With respect to the pooling element of the coding-pooling framework, the aim is to map each feature vector with its equivalent vector in the dictionary in order to form a single feature vector. There are two common methods for achieving this, average and maximum pooling. In “average pooling”, the average values between similar feature vector elements in the dictionary are computed and then used to form a new feature vector. Following this, a long global feature vector is generated by concatenating the new feature vectors for each image. The resulting feature vector is then normalised [82]. One example of maximum pooling is Multi-scale Spatial Maximum Pooling (MSMP) [149]. MSMP recursively computes the histograms of the maximum values for a given set of vectors and their association with elements in the dictionary. Feature vectors in neighbouring regions are recursively united by getting the maximum values of each element. This process of combing feature vectors is applied until a final single feature vector is reached.

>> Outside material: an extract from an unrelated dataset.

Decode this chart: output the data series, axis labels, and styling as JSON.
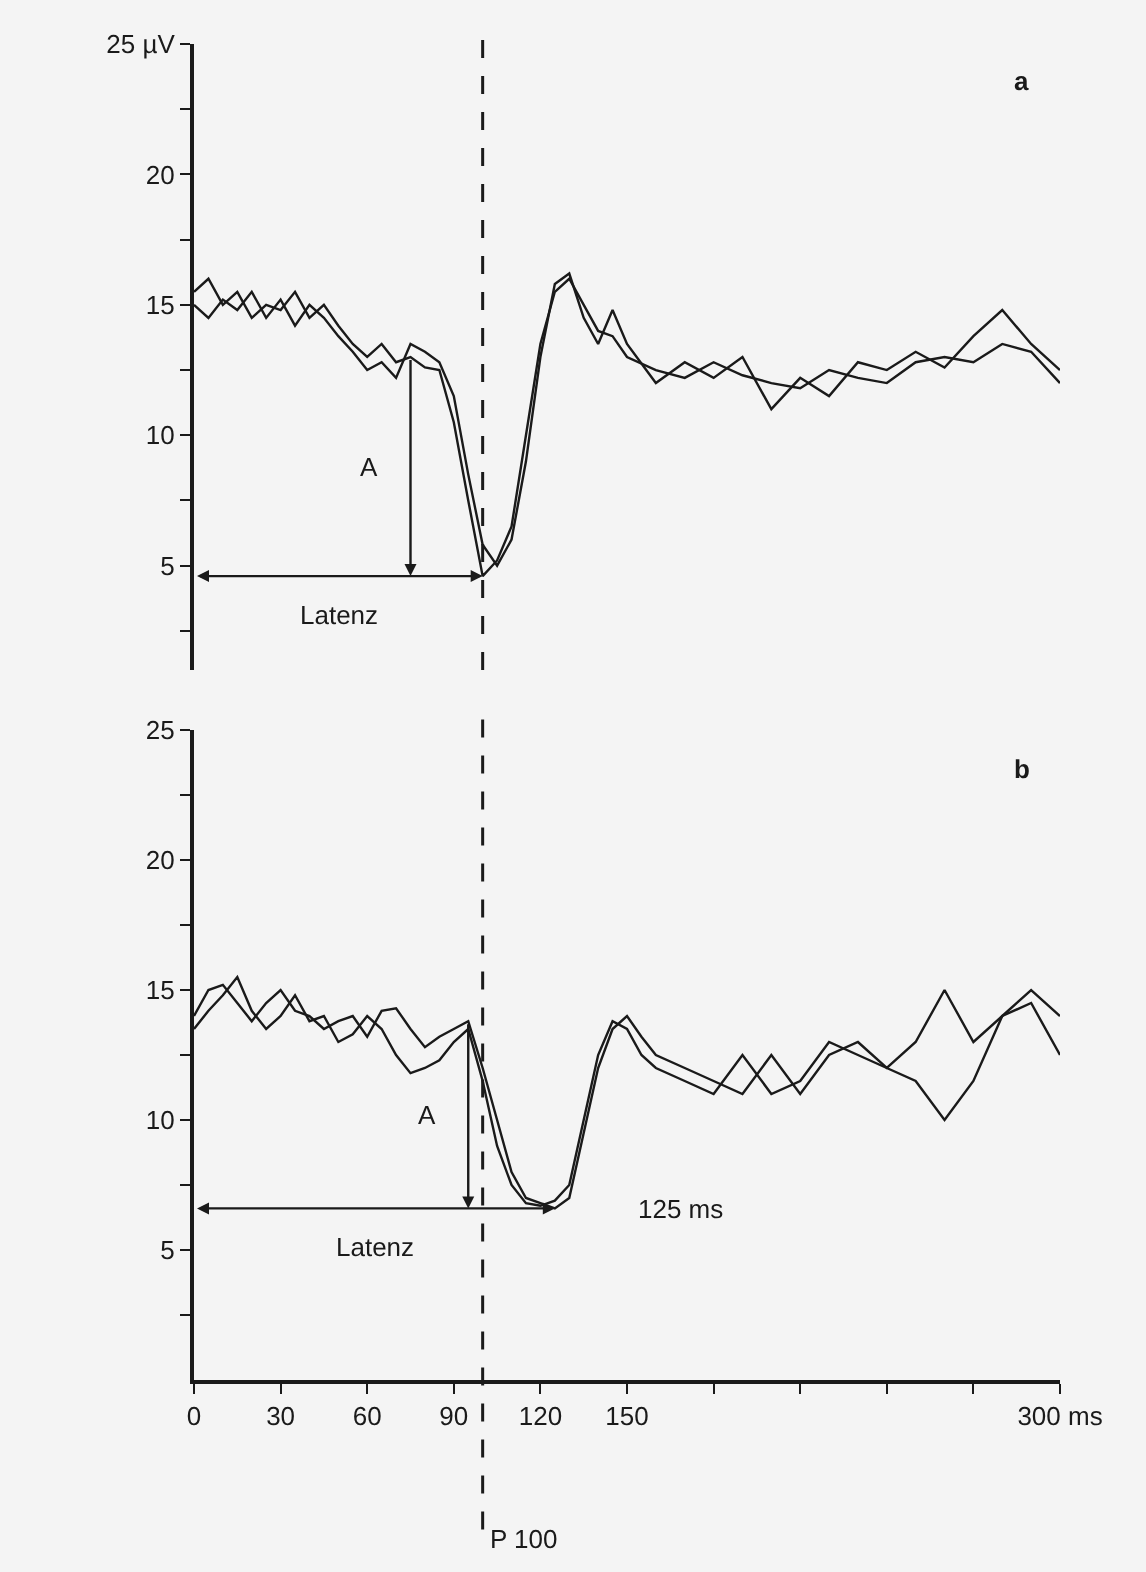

2.6.2 Feature Vector Generation for Whole Image-based Methods As noted above, the generation of feature vectors from tree-based representations is more challenging than in the case of region-based representation methods. One ap- proach, used in [59] in the context of 2D retinal images and in [89] with respect to MRI brain scan data, is to first identify frequently occurring sub-graphs in the tree data using some appropriate search method. Various Frequent Sub-Graph (FSG) mining techniques can be used for this purpose. One of the most commonly used is the graph- based Substructure pattern mining (gSpan) algorithm [148]. The gSpan algorithm uses a Depth First Search (DFS) approach to identify frequent sub-graphs (sub-trees). A sub-graph is said to be frequent according to a “support threshold” σ. In the case of the tree representations considered in this thesis, each identified frequent sub-tree is then conceptualised as a dimension within a feature space. Sub-graphs may be ranked according to some weighting measure as suggested in [15] and the top K sub-graphs selected. This later approach was adapted in [59] in the context of 2D retinal images.